John Darch of the Safe Standing Campaign Group looks at the possibility of safe standing at the Cardiff City Stadium.

Cardiff City are pioneers of safe standing. The club was the first in the UK to draw up a crowd management plan to enable fans to stand safely in an all-seater ground. That was in 2012 and for the last eight years, as you know, the Canton Stand has been operated as a de-facto standing area. Now a new chapter is about to begin.

Back in 2012, changing how such areas are managed was all that clubs could do to make standing fans safer. Since November 2018, they have also been able to enhance safety in areas of persistent standing by fitting rail seats or independent barriers behind existing seats.

The first clubs subject to the all-seater policy to do this were Spurs and Wolves. Recently Manchester United announced their intention to follow suit. Despite being able to make these structural changes, clubs are still not allowed to officially operate the areas concerned as standing.
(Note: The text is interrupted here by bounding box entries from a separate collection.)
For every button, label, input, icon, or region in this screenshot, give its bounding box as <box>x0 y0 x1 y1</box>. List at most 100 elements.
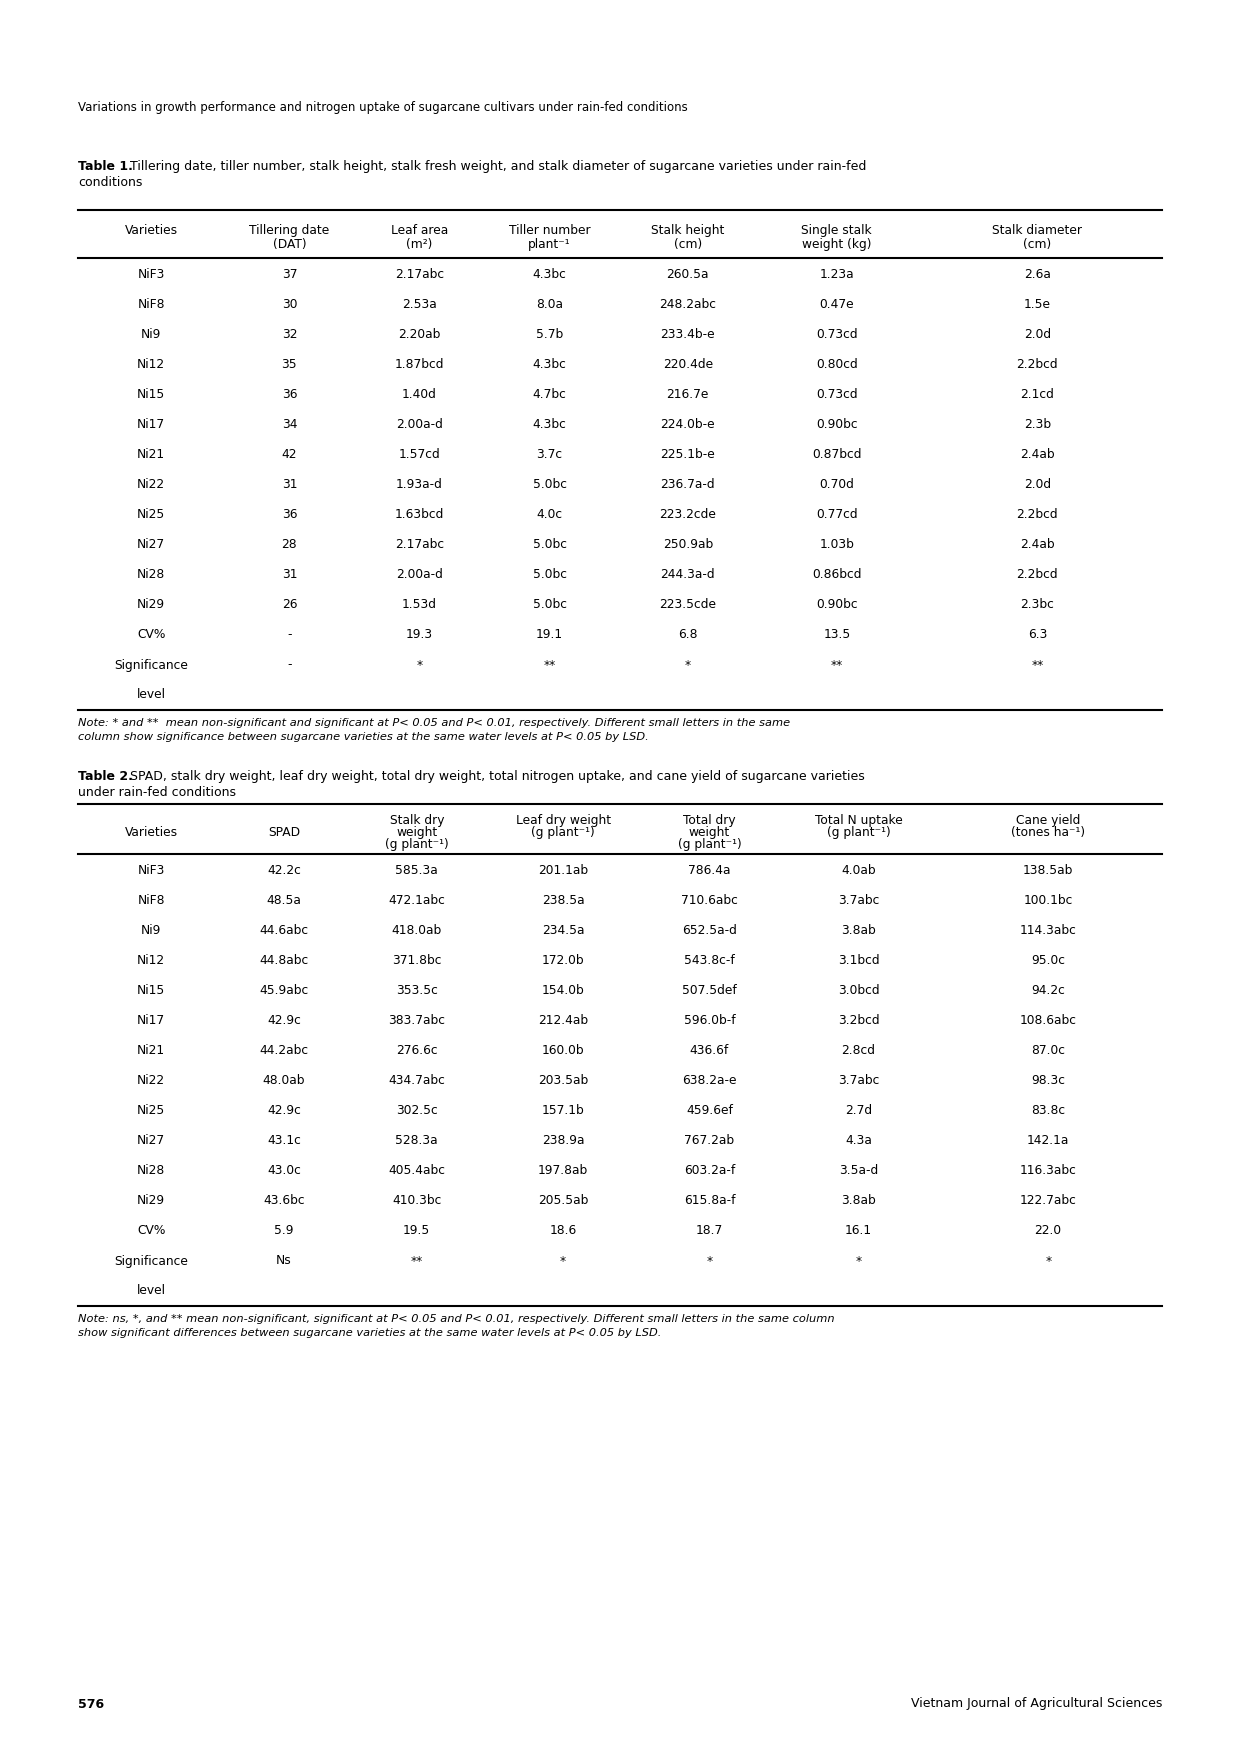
Text: 1.93a-d: 1.93a-d <box>396 479 443 491</box>
Text: 34: 34 <box>281 419 298 431</box>
Text: 100.1bc: 100.1bc <box>1023 895 1073 907</box>
Text: 2.4ab: 2.4ab <box>1021 538 1055 551</box>
Text: 4.3bc: 4.3bc <box>533 419 567 431</box>
Text: 42: 42 <box>281 449 298 461</box>
Text: 225.1b-e: 225.1b-e <box>661 449 715 461</box>
Text: 1.03b: 1.03b <box>820 538 854 551</box>
Text: 203.5ab: 203.5ab <box>538 1075 588 1087</box>
Text: -: - <box>288 628 291 642</box>
Text: (g plant⁻¹): (g plant⁻¹) <box>677 838 742 851</box>
Text: 22.0: 22.0 <box>1034 1224 1061 1238</box>
Text: column show significance between sugarcane varieties at the same water levels at: column show significance between sugarca… <box>78 731 649 742</box>
Text: 2.1cd: 2.1cd <box>1021 388 1054 402</box>
Text: 3.7abc: 3.7abc <box>838 895 879 907</box>
Text: 212.4ab: 212.4ab <box>538 1014 588 1028</box>
Text: *: * <box>684 658 691 672</box>
Text: *: * <box>707 1254 713 1268</box>
Text: 138.5ab: 138.5ab <box>1023 865 1074 877</box>
Text: 472.1abc: 472.1abc <box>388 895 445 907</box>
Text: 0.77cd: 0.77cd <box>816 509 858 521</box>
Text: Variations in growth performance and nitrogen uptake of sugarcane cultivars unde: Variations in growth performance and nit… <box>78 102 688 114</box>
Text: 122.7abc: 122.7abc <box>1019 1194 1076 1207</box>
Text: 44.2abc: 44.2abc <box>259 1044 309 1058</box>
Text: 3.7abc: 3.7abc <box>838 1075 879 1087</box>
Text: Ni21: Ni21 <box>138 449 165 461</box>
Text: 2.4ab: 2.4ab <box>1021 449 1055 461</box>
Text: 154.0b: 154.0b <box>542 984 584 998</box>
Text: 2.7d: 2.7d <box>844 1105 872 1117</box>
Text: Ni15: Ni15 <box>138 984 165 998</box>
Text: CV%: CV% <box>136 1224 165 1238</box>
Text: 223.5cde: 223.5cde <box>660 598 717 612</box>
Text: 2.8cd: 2.8cd <box>842 1044 875 1058</box>
Text: show significant differences between sugarcane varieties at the same water level: show significant differences between sug… <box>78 1328 661 1338</box>
Text: 87.0c: 87.0c <box>1032 1044 1065 1058</box>
Text: 5.0bc: 5.0bc <box>532 538 567 551</box>
Text: NiF8: NiF8 <box>138 298 165 312</box>
Text: 36: 36 <box>281 388 298 402</box>
Text: Note: ns, *, and ** mean non-significant, significant at P< 0.05 and P< 0.01, re: Note: ns, *, and ** mean non-significant… <box>78 1314 835 1324</box>
Text: 160.0b: 160.0b <box>542 1044 584 1058</box>
Text: 436.6f: 436.6f <box>689 1044 729 1058</box>
Text: 4.7bc: 4.7bc <box>533 388 567 402</box>
Text: conditions: conditions <box>78 175 143 189</box>
Text: 2.3bc: 2.3bc <box>1021 598 1054 612</box>
Text: 2.20ab: 2.20ab <box>398 328 440 342</box>
Text: 32: 32 <box>281 328 298 342</box>
Text: 31: 31 <box>281 568 298 582</box>
Text: *: * <box>417 658 423 672</box>
Text: *: * <box>560 1254 567 1268</box>
Text: 1.87bcd: 1.87bcd <box>394 358 444 372</box>
Text: 4.3bc: 4.3bc <box>533 268 567 281</box>
Text: (g plant⁻¹): (g plant⁻¹) <box>531 826 595 838</box>
Text: 95.0c: 95.0c <box>1032 954 1065 968</box>
Text: 224.0b-e: 224.0b-e <box>661 419 715 431</box>
Text: 37: 37 <box>281 268 298 281</box>
Text: 8.0a: 8.0a <box>536 298 563 312</box>
Text: 5.0bc: 5.0bc <box>532 598 567 612</box>
Text: 5.0bc: 5.0bc <box>532 568 567 582</box>
Text: 19.5: 19.5 <box>403 1224 430 1238</box>
Text: 434.7abc: 434.7abc <box>388 1075 445 1087</box>
Text: 3.5a-d: 3.5a-d <box>838 1165 878 1177</box>
Text: 638.2a-e: 638.2a-e <box>682 1075 737 1087</box>
Text: 767.2ab: 767.2ab <box>684 1135 734 1147</box>
Text: (cm): (cm) <box>1023 239 1052 251</box>
Text: 236.7a-d: 236.7a-d <box>661 479 715 491</box>
Text: 42.9c: 42.9c <box>267 1014 301 1028</box>
Text: Ni27: Ni27 <box>138 1135 165 1147</box>
Text: 234.5a: 234.5a <box>542 924 584 937</box>
Text: 36: 36 <box>281 509 298 521</box>
Text: 48.5a: 48.5a <box>267 895 301 907</box>
Text: 371.8bc: 371.8bc <box>392 954 441 968</box>
Text: 0.86bcd: 0.86bcd <box>812 568 862 582</box>
Text: 30: 30 <box>281 298 298 312</box>
Text: NiF3: NiF3 <box>138 865 165 877</box>
Text: Tillering date, tiller number, stalk height, stalk fresh weight, and stalk diame: Tillering date, tiller number, stalk hei… <box>126 160 867 174</box>
Text: (m²): (m²) <box>407 239 433 251</box>
Text: Single stalk: Single stalk <box>801 225 872 237</box>
Text: 4.0ab: 4.0ab <box>841 865 875 877</box>
Text: NiF3: NiF3 <box>138 268 165 281</box>
Text: 3.1bcd: 3.1bcd <box>838 954 879 968</box>
Text: 223.2cde: 223.2cde <box>660 509 717 521</box>
Text: 2.0d: 2.0d <box>1024 328 1052 342</box>
Text: Stalk dry: Stalk dry <box>389 814 444 826</box>
Text: NiF8: NiF8 <box>138 895 165 907</box>
Text: 528.3a: 528.3a <box>396 1135 438 1147</box>
Text: Total N uptake: Total N uptake <box>815 814 903 826</box>
Text: 5.7b: 5.7b <box>536 328 563 342</box>
Text: 114.3abc: 114.3abc <box>1019 924 1076 937</box>
Text: 652.5a-d: 652.5a-d <box>682 924 737 937</box>
Text: 405.4abc: 405.4abc <box>388 1165 445 1177</box>
Text: Ni21: Ni21 <box>138 1044 165 1058</box>
Text: 2.6a: 2.6a <box>1024 268 1050 281</box>
Text: *: * <box>856 1254 862 1268</box>
Text: Ni29: Ni29 <box>138 598 165 612</box>
Text: Varieties: Varieties <box>124 225 177 237</box>
Text: level: level <box>136 689 166 702</box>
Text: 410.3bc: 410.3bc <box>392 1194 441 1207</box>
Text: 0.73cd: 0.73cd <box>816 388 858 402</box>
Text: Ni25: Ni25 <box>138 509 165 521</box>
Text: Ns: Ns <box>277 1254 291 1268</box>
Thatis set to change. The Westminster government is now committed to working “with fans and clubs to introduce safe standing” and this month will receive an important report from the Sports Ground Safety Authority.

In January the authority stated that rail seats have a “positive impact on spectator safety” and assuming that their final report confirms this, many observers believe that this will give ministers in London the evidence they need to change the legislation. As No. 10 may well feel that announcing safe standing would go down well with voters, it could then happen very quickly.

Once areas such as the Canton Stand can be operated as official standing, new rules are likely to apply, i.e. the rules for standing areas, not for seated areas where fans happen to stand. This could mean a requirement for rail seats (or independent barriers), a requirement that seats in any standing area are “non-climbable” (as all structures on a terrace must be) and potentially that the seats must be locked upright to prevent fans standing on them and getting hurt if they fall off.

So the end of the standing ban is in sight. For all fans of clubs with all-seater grounds that has to be good news.

For pioneering Cardiff City it may also mean a bit of a rethink in the Canton Stand, as it changes from an area of seating where fans stand to an area of standing governed by the safety regulations that will then apply.